Dividing fractions can look confusing because both numbers already have a top and a bottom. The Keep Change Flip method gives you a clear way to rewrite the problem so it becomes multiplication. For example, 3/4 ÷ 2/5 becomes 3/4 × 5/2, which equals 15/8.
This shortcut matters because multiplication of fractions is usually easier and more direct than division.
Understanding Math: How to divide fractions (Keep Change Flip)
Division asks how many groups of one size fit into another amount. This meaning still works when the amounts are fractions. Suppose there is three quarters of a litre of juice, and each serving is two fifths of a litre.
The calculation finds the number of servings. Since one serving is less than a whole litre, the answer can be greater than one.
This is an important check. Students sometimes expect every division answer to become smaller, but division by a fraction smaller than one makes the result larger.
The flipped fraction is called a reciprocal. A fraction multiplied by its reciprocal equals one whole. For example, two fifths multiplied by five halves equals one.
This fact explains the rule rather than making it a trick to memorize. Dividing by two fifths means finding a number that, when multiplied by two fifths, gives the starting amount.
Multiplying by five halves undoes multiplication by two fifths. Division can therefore be replaced with multiplication by the reciprocal because the reciprocal cancels the size of each group.
Before multiplying, simplify when possible. This is often called cancelling common factors. For instance, when multiplying six sevenths by fourteen fifteenths, six and fifteen share a factor of three, while fourteen and seven share a factor of seven.
Reducing first keeps the numbers small and lowers the chance of an arithmetic mistake. It is safe to cancel only a factor from one numerator with a factor from one denominator.
Do not cancel numbers that are merely next to each other across an addition or subtraction sign. Simplify the final answer too, then change an improper fraction into a mixed number when the situation calls for it.
Whole numbers and mixed numbers need preparation before fraction division. Write a whole number with a denominator of one. Change a mixed number into an improper fraction by multiplying the whole number by the denominator, then adding the numerator.
For two and one third, multiply two by three and add one, giving seven thirds. Estimation helps you check the result. If a value near one half is divided by a value near one quarter, the answer should be near two.
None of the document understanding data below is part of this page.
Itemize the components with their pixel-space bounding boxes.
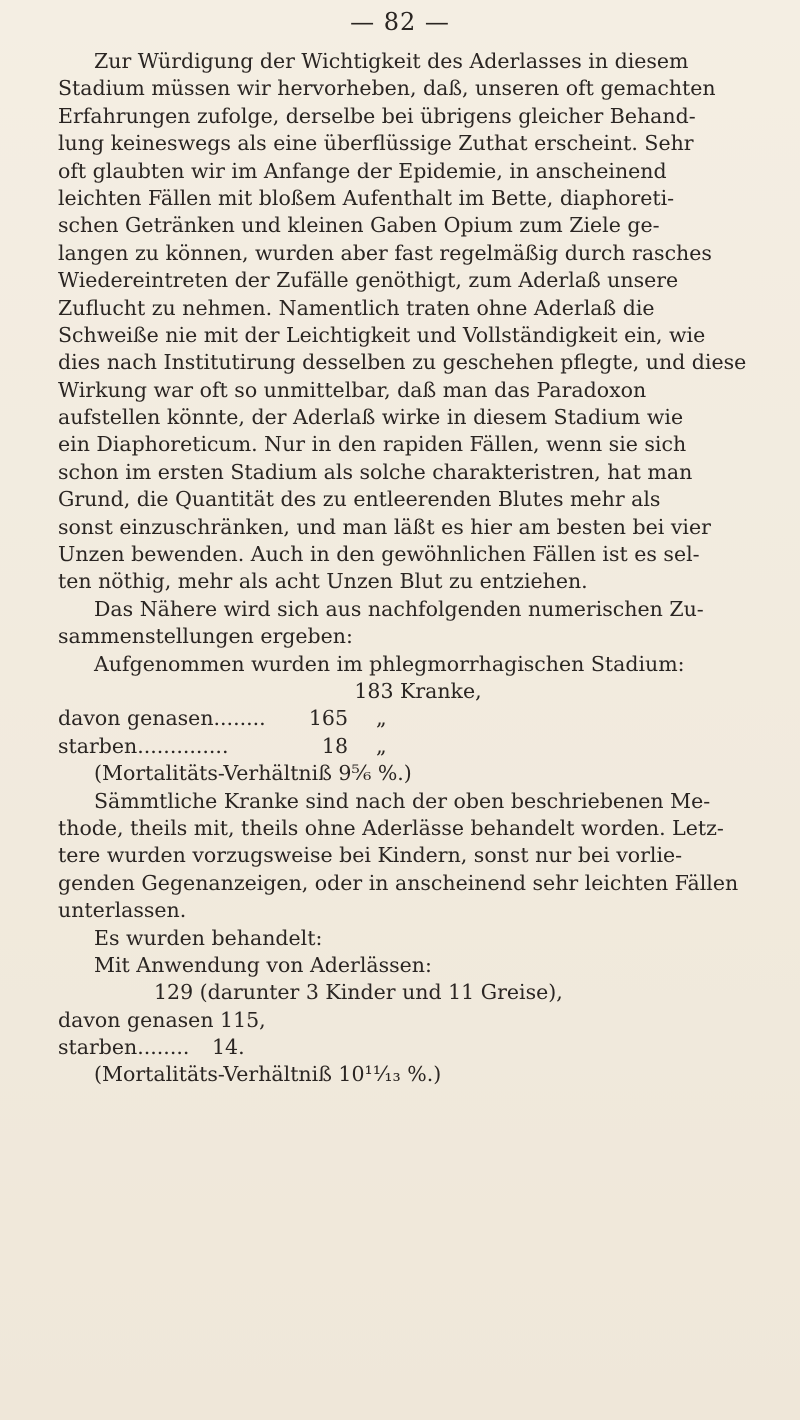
stats-cured-label: davon genasen........ bbox=[58, 706, 266, 731]
text-line: thode, theils mit, theils ohne Aderlässe behandelt worden. Letz- bbox=[58, 815, 724, 840]
stats-mortality: (Mortalitäts-Verhältniß 9⁵⁄₆ %.) bbox=[94, 761, 412, 786]
text-line: sammenstellungen ergeben: bbox=[58, 624, 353, 649]
text-line: Schweiße nie mit der Leichtigkeit und Vollständigkeit ein, wie bbox=[58, 322, 706, 347]
stats-intro: Es wurden behandelt: bbox=[94, 925, 323, 950]
stats-total bbox=[58, 678, 758, 705]
stats-died-label: starben.............. bbox=[58, 733, 229, 758]
stats-died-row bbox=[58, 733, 758, 760]
stats-cured-unit: „ bbox=[376, 706, 387, 731]
paragraph-aderlass bbox=[58, 48, 758, 651]
stats-total-value: 183 Kranke, bbox=[354, 678, 482, 703]
text-line: Zur Würdigung der Wichtigkeit des Aderlasses in diesem bbox=[94, 49, 689, 73]
stats-cured-value: 165 bbox=[308, 706, 348, 731]
text-line: Grund, die Quantität des zu entleerenden Blutes mehr als bbox=[58, 487, 661, 512]
text-line: ein Diaphoreticum. Nur in den rapiden Fällen, wenn sie sich bbox=[58, 432, 687, 457]
stats-sub: Mit Anwendung von Aderlässen: bbox=[94, 952, 432, 977]
stats-died-value: 18 bbox=[321, 733, 348, 758]
text-line: genden Gegenanzeigen, oder in anscheinend sehr leichten Fällen bbox=[58, 870, 739, 895]
text-line: langen zu können, wurden aber fast regelmäßig durch rasches bbox=[58, 240, 712, 265]
text-line: aufstellen könnte, der Aderlaß wirke in diesem Stadium wie bbox=[58, 405, 684, 430]
stats-cured: davon genasen 115, bbox=[58, 1007, 266, 1032]
statistics-aderlass bbox=[58, 925, 758, 1089]
text-line: leichten Fällen mit bloßem Aufenthalt im Bette, diaphoreti- bbox=[58, 185, 675, 210]
stats-died-value: 14. bbox=[212, 1035, 245, 1060]
text-line: Das Nähere wird sich aus nachfolgenden numerischen Zu- bbox=[94, 596, 704, 621]
text-line: Unzen bewenden. Auch in den gewöhnlichen Fällen ist es sel- bbox=[58, 542, 700, 567]
text-line: schen Getränken und kleinen Gaben Opium zum Ziele ge- bbox=[58, 213, 660, 238]
stats-died-unit: „ bbox=[376, 733, 387, 758]
stats-mortality: (Mortalitäts-Verhältniß 10¹¹⁄₁₃ %.) bbox=[94, 1062, 442, 1087]
stats-intro: Aufgenommen wurden im phlegmorrhagischen Stadium: bbox=[94, 651, 685, 676]
text-line: schon im ersten Stadium als solche charakteristren, hat man bbox=[58, 459, 693, 484]
stats-cured-row bbox=[58, 705, 758, 732]
text-line: Erfahrungen zufolge, derselbe bei übrigens gleicher Behand- bbox=[58, 103, 696, 128]
paragraph-method bbox=[58, 788, 758, 925]
text-line: Sämmtliche Kranke sind nach der oben beschriebenen Me- bbox=[94, 788, 711, 813]
text-line: tere wurden vorzugsweise bei Kindern, sonst nur bei vorlie- bbox=[58, 843, 683, 868]
text-line: lung keineswegs als eine überflüssige Zuthat erscheint. Sehr bbox=[58, 131, 694, 156]
text-line: oft glaubten wir im Anfange der Epidemie, in anscheinend bbox=[58, 158, 667, 183]
text-line: dies nach Institutirung desselben zu geschehen pflegte, und diese bbox=[58, 350, 747, 375]
statistics-phlegmorrhagic bbox=[58, 651, 758, 788]
stats-died-label: starben........ bbox=[58, 1035, 190, 1060]
stats-died-row bbox=[58, 1034, 758, 1061]
stats-total: 129 (darunter 3 Kinder und 11 Greise), bbox=[154, 980, 563, 1005]
text-line: Wirkung war oft so unmittelbar, daß man das Paradoxon bbox=[58, 377, 647, 402]
text-line: Zuflucht zu nehmen. Namentlich traten ohne Aderlaß die bbox=[58, 295, 655, 320]
text-line: sonst einzuschränken, und man läßt es hier am besten bei vier bbox=[58, 514, 711, 539]
body-text bbox=[58, 48, 758, 1089]
text-line: Wiedereintreten der Zufälle genöthigt, zum Aderlaß unsere bbox=[58, 268, 679, 293]
page-number: — 82 — bbox=[350, 8, 450, 36]
text-line: ten nöthig, mehr als acht Unzen Blut zu entziehen. bbox=[58, 569, 588, 594]
text-line: Stadium müssen wir hervorheben, daß, unseren oft gemachten bbox=[58, 76, 716, 101]
text-line: unterlassen. bbox=[58, 898, 187, 923]
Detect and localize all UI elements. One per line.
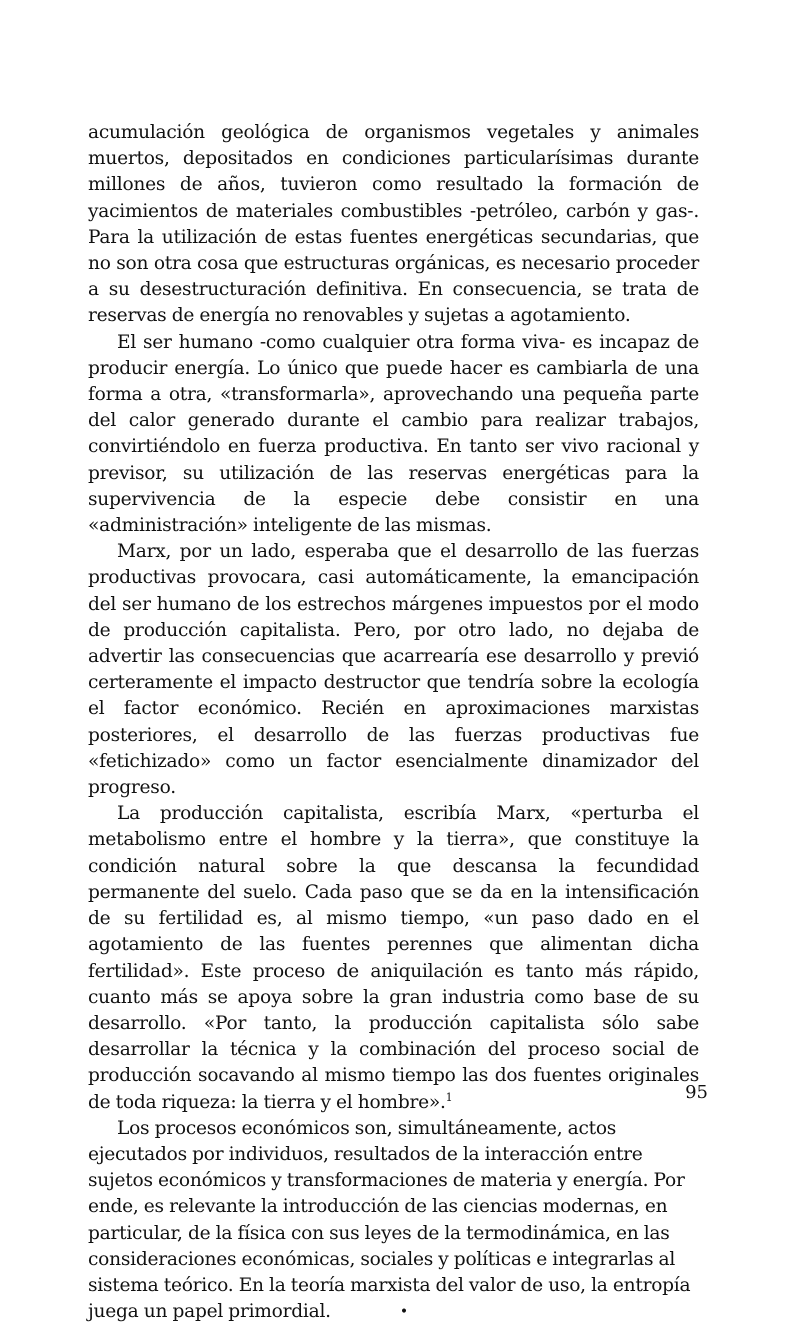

A negative answer, zero, or a very tiny answer can reveal an incorrect flip or multiplication. Division by zero is never allowed, and a fraction with zero on the bottom has no value.
Key Facts
- Keep Change Flip means keep the first fraction, change ÷ to ×, and flip the second fraction.
- a/b ÷ c/d = a/b × d/c, as long as b, c, and d are not 0.
- 3/4 ÷ 2/5 = 3/4 × 5/2 = 15/8.
- To multiply fractions, multiply the numerators and multiply the denominators: a/b × c/d = ac/bd.
- The reciprocal of c/d is d/c.
- 15/8 can also be written as the mixed number 1 7/8.
Vocabulary
- Dividend
- The dividend is the number being divided, which is the first fraction in a division problem.
- Divisor
- The divisor is the number you are dividing by, which is the second fraction in a division problem.
- Reciprocal
- The reciprocal of a fraction is made by switching its numerator and denominator.
- Numerator
- The numerator is the top number of a fraction and tells how many parts are being counted.
- Denominator
- The denominator is the bottom number of a fraction and tells how many equal parts make one whole.
Common Mistakes to Avoid
- Flipping the first fraction, not the second. This is wrong because Keep Change Flip means the first fraction stays exactly the same and only the divisor becomes its reciprocal.
- Changing the division sign but forgetting to flip the divisor. This is wrong because a/b ÷ c/d must become a/b × d/c, not a/b × c/d.
- Flipping both fractions. This changes the value of the original problem because only dividing by a fraction is rewritten as multiplying by its reciprocal.
- Adding numerators and denominators when multiplying. This is wrong because fraction multiplication uses a/b × c/d = ac/bd, so you multiply across.
Practice Questions
- 1 Solve using Keep Change Flip: 2/3 ÷ 4/5.
- 2 Solve and write your answer as an improper fraction and a mixed number: 5/6 ÷ 1/3.
- 3 Explain why 7/8 ÷ 3/4 is rewritten as 7/8 × 4/3 instead of 8/7 × 4/3.